The stack behind FOMO Sun

technical

Every time someone opens FOMO Sun, a surprising number of services get involved. Here's the full picture.

Frontend + hosting

  • Next.js 14 (App Router) with TypeScript and Tailwind.
  • Vercel for hosting, edge CDN, analytics, and speed insights. Every push to main auto-deploys production. Every PR gets a preview URL.

Weather data

  • Open-Meteo for primary forecasts — hourly sunshine, clouds, temperature. Free, reliable, no key.
  • MeteoSwiss open data for Swiss destinations, following the "use the national model when in the national domain" principle.
  • A custom scoring layer that blends sun score, travel time, and net sun gain into the FOMOscore™.

Travel + transit

  • opentransportdata.swiss (OJP) for Swiss train timetables.
  • Pre-computed train-time datasets so we can rank 300+ destinations without hitting the live API on every request.
  • Car estimates via distance-and-average-speed heuristics until a real routing API is worth the cost.

Geography + maps

  • swisstopo tiles for the Sun Map basemap.
  • Leaflet for interactive markers and overlays.
  • A custom sun-hours interpolation layer that renders as a soft gradient over Switzerland.

Content

  • Notion as a headless CMS for the blog and the About page.

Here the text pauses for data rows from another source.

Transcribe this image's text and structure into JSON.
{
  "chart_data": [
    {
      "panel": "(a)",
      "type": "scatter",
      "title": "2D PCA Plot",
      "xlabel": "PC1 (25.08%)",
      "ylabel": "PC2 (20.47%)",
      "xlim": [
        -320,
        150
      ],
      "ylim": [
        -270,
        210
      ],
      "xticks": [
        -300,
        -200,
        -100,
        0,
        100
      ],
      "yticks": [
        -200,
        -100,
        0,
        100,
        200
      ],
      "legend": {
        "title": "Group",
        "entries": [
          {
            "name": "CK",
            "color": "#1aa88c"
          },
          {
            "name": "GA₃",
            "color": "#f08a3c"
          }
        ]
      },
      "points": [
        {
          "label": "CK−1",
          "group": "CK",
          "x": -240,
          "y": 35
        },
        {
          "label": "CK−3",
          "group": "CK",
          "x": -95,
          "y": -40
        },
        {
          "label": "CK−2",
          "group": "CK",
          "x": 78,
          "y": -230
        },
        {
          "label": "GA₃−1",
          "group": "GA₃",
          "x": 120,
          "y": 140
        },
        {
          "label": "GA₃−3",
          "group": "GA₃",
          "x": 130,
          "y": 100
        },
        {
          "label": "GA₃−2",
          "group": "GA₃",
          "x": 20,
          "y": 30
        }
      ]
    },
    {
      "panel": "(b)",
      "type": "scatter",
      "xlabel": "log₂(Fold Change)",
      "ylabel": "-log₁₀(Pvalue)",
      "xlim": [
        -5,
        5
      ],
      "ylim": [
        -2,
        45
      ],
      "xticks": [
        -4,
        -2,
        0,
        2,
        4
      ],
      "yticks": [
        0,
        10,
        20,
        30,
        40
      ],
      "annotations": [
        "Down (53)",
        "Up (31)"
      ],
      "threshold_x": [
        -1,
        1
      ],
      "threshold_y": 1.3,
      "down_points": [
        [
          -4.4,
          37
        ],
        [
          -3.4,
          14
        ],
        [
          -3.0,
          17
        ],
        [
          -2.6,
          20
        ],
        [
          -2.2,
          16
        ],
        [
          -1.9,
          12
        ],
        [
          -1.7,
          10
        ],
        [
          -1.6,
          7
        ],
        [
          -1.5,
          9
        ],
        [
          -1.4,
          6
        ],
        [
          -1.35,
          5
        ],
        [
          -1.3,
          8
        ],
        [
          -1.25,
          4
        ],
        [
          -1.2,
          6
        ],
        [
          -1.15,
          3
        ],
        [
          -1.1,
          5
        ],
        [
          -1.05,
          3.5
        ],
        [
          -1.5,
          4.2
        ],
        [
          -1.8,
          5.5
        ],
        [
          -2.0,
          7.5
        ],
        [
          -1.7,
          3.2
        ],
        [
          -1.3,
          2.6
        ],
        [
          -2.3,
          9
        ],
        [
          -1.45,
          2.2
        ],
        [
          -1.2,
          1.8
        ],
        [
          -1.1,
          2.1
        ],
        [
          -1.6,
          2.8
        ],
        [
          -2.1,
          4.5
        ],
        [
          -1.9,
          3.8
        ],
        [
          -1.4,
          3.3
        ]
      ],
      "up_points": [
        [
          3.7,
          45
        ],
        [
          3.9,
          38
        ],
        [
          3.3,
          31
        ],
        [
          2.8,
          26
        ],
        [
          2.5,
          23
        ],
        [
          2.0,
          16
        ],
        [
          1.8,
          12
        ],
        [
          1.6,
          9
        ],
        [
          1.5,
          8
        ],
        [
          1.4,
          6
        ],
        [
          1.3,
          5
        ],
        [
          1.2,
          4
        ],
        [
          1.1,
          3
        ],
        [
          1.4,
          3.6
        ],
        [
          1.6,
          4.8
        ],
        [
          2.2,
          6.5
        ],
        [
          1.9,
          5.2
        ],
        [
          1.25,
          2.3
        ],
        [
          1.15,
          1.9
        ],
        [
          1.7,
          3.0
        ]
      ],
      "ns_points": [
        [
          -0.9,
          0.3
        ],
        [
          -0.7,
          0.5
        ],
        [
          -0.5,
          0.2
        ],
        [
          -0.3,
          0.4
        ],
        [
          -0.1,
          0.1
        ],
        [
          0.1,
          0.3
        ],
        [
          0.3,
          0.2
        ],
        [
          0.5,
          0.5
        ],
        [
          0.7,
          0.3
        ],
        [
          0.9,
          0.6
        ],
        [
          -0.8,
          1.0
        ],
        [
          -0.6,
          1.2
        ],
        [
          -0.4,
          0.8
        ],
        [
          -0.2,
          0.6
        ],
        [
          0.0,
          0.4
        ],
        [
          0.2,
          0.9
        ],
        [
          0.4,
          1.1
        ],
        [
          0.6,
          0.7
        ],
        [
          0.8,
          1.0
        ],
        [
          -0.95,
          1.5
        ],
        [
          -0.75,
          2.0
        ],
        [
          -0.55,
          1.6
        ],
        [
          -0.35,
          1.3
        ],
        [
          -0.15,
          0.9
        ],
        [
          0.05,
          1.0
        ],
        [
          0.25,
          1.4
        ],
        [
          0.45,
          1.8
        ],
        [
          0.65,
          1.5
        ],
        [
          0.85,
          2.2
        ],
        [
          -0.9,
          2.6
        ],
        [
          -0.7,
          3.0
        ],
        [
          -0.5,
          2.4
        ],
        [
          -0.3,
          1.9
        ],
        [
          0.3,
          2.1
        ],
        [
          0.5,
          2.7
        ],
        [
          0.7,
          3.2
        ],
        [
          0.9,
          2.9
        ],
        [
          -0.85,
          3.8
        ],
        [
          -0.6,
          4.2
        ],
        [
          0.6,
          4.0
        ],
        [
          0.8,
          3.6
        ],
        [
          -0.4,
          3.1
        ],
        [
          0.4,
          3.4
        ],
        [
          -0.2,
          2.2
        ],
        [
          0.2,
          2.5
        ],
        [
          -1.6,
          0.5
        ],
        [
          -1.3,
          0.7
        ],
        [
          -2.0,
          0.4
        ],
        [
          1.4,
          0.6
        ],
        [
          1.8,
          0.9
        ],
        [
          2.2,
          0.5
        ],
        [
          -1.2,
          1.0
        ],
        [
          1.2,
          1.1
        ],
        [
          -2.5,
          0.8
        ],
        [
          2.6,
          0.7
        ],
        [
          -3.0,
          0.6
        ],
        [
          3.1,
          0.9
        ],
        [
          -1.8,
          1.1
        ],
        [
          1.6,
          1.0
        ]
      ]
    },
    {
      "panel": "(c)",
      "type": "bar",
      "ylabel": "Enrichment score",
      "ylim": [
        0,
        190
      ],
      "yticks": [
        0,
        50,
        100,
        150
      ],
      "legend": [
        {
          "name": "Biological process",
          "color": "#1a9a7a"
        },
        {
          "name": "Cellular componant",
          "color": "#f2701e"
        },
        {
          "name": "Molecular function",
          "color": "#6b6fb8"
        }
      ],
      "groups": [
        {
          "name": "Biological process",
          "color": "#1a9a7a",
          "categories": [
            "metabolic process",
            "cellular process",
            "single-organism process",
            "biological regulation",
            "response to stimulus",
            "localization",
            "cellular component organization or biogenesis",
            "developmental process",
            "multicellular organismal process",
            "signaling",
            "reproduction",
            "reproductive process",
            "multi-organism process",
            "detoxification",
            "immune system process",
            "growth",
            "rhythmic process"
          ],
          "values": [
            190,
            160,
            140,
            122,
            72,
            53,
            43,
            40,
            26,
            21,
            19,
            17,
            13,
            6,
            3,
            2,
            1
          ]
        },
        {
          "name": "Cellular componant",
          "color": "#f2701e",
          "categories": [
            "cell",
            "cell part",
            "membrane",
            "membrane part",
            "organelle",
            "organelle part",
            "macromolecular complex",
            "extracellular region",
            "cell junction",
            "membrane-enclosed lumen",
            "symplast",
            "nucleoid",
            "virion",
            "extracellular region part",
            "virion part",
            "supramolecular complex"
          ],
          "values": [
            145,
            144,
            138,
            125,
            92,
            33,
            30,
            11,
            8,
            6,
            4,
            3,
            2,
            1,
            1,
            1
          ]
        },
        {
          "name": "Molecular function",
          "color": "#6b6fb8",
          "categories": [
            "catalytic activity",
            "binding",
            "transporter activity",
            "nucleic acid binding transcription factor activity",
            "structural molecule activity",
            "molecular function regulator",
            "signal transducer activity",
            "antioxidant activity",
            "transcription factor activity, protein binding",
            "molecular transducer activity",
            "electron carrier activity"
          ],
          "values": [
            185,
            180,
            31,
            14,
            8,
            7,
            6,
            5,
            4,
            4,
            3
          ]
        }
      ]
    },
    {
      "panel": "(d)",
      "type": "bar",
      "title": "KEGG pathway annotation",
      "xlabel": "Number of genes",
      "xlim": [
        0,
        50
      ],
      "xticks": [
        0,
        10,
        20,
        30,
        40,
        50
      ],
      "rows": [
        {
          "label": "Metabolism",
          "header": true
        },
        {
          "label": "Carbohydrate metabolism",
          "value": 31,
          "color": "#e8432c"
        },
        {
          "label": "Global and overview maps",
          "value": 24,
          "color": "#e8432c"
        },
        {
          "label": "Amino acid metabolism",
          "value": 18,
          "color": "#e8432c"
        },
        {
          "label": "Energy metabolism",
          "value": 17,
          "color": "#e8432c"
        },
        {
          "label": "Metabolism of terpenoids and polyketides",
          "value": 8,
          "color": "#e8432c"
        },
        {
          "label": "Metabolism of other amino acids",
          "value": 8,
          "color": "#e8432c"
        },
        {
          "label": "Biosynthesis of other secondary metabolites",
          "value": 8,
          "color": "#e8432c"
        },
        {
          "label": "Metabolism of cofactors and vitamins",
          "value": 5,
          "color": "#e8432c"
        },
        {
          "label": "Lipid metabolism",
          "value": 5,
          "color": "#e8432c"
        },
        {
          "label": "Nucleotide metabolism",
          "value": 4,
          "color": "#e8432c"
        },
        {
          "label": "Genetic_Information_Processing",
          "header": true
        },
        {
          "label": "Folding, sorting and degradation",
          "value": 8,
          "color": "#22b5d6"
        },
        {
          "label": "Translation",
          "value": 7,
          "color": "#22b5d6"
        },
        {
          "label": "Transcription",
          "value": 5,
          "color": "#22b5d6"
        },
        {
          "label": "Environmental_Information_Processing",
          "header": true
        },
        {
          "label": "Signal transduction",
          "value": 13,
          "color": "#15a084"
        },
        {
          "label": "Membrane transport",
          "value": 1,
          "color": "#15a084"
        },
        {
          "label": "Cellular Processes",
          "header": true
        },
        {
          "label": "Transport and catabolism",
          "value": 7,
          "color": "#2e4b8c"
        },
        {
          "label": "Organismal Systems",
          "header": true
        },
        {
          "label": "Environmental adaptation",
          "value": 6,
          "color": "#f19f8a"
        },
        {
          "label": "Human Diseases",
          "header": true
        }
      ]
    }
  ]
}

Drafts live in Notion, publish status toggles them live.
  • All 323 destination stamps are AI-generated vintage travel posters via Gemini 2.5 Flash Image, then manually curated.

Analytics

  • Vercel Analytics and Vercel Speed Insights, both cookieless.
  • Umami as an optional self-hosted layer when we want custom events.

Dev partners

  • Claude (Opus 4.6) for pair programming, code reviews, release polish, and rewriting copy that sounded like dev jargon.
  • Codex (GPT-5) for short-horizon debugging spikes.

What this actually means

One developer, weekends and evenings, can ship an app that talks to national weather services, draws a usable map of Switzerland, and suggests a sunny day trip in under a second. That would have been a team of six a decade ago.

The hard part isn't the stack. The hard part is still taste — choosing what to leave out.